İçinde Yaşadığım Deri, İspanyol sinemasının en vurucu yapımlarından bir tanesi. Bence filmin başarısının altında yatan iki önemli faktör bulunuyor. Etkileyici bir kurgu ve muhteşem bir oyunculuk. Filmin zamansal akışı düz ilerlemiyor. Kimi zaman yıllar öncesine uzanan zamansal akış filmin eksik parçalarını bir bir ve sağlam bir şekilde yerine koyuyor. Bizler de aslında hep gözümüzün önünde duran ama bir türlü cevabını bulamadığımız soruların cevabını bu sayede buluyoruz. Eğer bu film düz ilerleyen bir zamansal akışa sahip olsaydı bu etkiyi asla veremezdi.
Antonio Banderas, bu yapımda karakterin yaşadığı psikolojiyi o kadar muhteşem canlandırmış ki performansı çoğu zaman bizi bile ürkütmeye yetiyor. Onun sergilediği bu performansı hiç şüphesiz ki filmin kalitesini bir tık yukarıya taşımış.
Filmi Konusu
İçinde Yaşadığım Deri filminde Antonio Banderas çok başarılı bir plastik cerrahı canlandırıyor. Robert isimli bu cerrah yanma, böcek ısırması gibi dış etkilere dayanabilen bir tür sentetik cilt tasarlıyor. Doktor, bu sentetik cildi kendi evi içerisinde bulunan gizemli birisi üzerinde deniyor. İnsan üzerinde deneyler yapmak bilimsel etik kurallarına aykırı olduğu için bu deneyini hiç kimseyle paylaşmıyor.

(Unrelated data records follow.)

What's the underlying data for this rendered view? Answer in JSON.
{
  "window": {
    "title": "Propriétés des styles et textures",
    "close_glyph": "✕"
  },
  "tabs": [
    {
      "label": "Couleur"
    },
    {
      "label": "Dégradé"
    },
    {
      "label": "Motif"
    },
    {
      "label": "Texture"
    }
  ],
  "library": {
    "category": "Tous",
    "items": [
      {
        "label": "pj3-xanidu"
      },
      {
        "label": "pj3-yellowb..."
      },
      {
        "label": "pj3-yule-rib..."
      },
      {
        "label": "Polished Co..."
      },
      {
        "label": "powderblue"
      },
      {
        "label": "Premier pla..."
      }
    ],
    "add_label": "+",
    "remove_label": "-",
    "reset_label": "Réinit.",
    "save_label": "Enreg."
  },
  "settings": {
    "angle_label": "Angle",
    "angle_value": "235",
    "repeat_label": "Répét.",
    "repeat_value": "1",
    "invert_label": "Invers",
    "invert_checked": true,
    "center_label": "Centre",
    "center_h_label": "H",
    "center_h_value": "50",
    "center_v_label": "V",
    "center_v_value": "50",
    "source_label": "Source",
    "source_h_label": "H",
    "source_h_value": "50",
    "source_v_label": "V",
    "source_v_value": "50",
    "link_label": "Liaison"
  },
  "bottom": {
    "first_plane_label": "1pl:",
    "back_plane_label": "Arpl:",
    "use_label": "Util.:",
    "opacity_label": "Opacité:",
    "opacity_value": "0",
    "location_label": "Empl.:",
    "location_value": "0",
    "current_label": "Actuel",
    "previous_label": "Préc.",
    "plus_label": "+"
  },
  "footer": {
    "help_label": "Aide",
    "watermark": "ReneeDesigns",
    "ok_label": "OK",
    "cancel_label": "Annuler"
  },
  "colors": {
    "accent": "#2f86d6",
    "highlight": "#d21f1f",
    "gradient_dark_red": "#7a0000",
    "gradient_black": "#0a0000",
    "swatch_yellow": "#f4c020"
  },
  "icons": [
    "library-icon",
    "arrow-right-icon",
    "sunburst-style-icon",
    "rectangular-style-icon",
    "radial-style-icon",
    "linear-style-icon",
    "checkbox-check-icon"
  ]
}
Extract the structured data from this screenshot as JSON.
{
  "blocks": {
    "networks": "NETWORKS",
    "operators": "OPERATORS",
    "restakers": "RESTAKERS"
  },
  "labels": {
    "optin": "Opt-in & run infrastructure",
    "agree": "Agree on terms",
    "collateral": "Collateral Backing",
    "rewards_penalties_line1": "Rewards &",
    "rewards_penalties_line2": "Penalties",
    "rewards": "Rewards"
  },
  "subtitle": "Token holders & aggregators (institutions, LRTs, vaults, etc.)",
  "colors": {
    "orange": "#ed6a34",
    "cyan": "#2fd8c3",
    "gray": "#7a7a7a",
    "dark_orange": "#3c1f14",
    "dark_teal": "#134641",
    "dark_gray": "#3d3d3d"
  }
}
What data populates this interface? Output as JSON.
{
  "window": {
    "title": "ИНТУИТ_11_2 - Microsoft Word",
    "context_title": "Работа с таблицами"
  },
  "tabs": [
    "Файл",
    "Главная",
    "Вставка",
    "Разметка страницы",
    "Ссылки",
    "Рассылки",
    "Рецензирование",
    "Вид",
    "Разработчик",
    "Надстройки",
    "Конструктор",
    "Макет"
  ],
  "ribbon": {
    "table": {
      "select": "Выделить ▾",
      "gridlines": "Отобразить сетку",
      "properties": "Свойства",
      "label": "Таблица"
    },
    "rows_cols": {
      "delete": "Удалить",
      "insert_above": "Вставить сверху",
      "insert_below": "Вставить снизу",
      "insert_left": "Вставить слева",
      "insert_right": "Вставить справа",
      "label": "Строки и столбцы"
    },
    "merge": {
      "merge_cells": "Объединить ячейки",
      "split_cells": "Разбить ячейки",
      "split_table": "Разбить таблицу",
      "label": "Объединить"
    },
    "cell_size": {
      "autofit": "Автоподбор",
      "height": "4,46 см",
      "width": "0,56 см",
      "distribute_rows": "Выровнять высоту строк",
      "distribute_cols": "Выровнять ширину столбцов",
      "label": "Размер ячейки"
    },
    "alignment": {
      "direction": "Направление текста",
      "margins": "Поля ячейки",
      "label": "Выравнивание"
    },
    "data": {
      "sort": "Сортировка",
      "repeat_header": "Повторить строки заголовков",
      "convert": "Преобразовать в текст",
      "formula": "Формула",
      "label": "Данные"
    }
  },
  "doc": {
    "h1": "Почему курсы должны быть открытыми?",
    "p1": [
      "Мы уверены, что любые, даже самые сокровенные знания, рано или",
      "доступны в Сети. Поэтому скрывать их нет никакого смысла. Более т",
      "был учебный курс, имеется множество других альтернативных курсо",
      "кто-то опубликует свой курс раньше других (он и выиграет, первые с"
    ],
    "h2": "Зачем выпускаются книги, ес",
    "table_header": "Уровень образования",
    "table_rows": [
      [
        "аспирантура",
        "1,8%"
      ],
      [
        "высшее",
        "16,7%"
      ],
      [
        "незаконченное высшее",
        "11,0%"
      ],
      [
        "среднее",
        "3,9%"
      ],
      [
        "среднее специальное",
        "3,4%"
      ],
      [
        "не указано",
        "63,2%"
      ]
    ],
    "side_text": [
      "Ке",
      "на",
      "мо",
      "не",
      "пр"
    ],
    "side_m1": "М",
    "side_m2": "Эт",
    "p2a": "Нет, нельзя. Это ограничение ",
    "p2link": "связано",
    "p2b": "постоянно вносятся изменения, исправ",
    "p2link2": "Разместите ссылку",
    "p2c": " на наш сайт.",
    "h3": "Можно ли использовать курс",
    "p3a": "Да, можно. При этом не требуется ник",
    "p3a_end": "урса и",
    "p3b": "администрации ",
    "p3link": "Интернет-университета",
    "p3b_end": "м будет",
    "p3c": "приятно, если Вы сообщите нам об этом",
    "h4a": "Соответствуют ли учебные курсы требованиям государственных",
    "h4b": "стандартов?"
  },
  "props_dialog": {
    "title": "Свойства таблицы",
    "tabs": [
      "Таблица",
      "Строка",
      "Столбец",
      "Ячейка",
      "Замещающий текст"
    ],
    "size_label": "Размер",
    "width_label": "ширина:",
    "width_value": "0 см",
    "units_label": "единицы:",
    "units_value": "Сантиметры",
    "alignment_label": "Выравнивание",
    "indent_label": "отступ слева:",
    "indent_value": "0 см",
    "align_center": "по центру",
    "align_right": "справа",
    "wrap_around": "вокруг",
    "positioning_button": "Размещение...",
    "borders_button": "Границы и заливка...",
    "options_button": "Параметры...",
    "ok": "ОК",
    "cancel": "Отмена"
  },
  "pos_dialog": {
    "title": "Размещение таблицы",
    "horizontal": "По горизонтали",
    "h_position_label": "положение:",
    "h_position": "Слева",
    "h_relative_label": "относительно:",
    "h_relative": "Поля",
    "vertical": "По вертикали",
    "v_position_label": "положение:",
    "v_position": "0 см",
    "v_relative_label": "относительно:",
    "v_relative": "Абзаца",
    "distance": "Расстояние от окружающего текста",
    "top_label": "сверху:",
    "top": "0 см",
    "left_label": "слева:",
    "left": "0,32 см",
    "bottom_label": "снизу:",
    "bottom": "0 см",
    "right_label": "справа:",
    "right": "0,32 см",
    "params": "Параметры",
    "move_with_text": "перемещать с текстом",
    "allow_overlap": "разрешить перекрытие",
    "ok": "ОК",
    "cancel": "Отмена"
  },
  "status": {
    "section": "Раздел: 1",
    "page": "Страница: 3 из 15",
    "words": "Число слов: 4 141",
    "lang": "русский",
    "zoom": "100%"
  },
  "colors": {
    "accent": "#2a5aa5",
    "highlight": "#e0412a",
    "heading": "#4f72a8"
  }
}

Yazının bundan sonraki kısmı spoiler içermektedir.
Asla Unutmayacağım
Bu söz bence filmin özet cümlesi: “Ben (yaşananları) asla unutmayacağım!”. Acılı bir baba ve aynı zamanda eşini kaybetmiş bir koca intikam almak isterse ne kadar ileri gidebilir? Hayattaki en sevdiği varlıkları elinden alınan bir adam bunu yapan kişiden nasıl bir intikam alabilir? İşte film bizlere insan doğasının intikam almak için neler yapabileceğini gösteriyor. Ancak filmin sonlarında unutmayan ya da affetmeyen kişinin sadece Robert olmadığını görüyoruz.
Film diğer taraftan her yanlışın aslında insanı ister istemez kısır bir döngüye sokabileceğini de gösteriyor. Robert’ın eşi evlerine sığınan bir kanun kaçağından hoşlanıyor ve onunla evden kaçmaya karar veriyor. Gördüğümüz kadarıyla Robert eşiyle bir sorun yaşamamış. Ekonomik durumları çok iyi… Ancak buna rağmen eşi böyle çılgınca bir karar vererek yanlış bir adım atıyor. Bir yönüyle diğer herkesin atacağı yanlış adımların başlangıcı işte bu yanlış karar oluyor.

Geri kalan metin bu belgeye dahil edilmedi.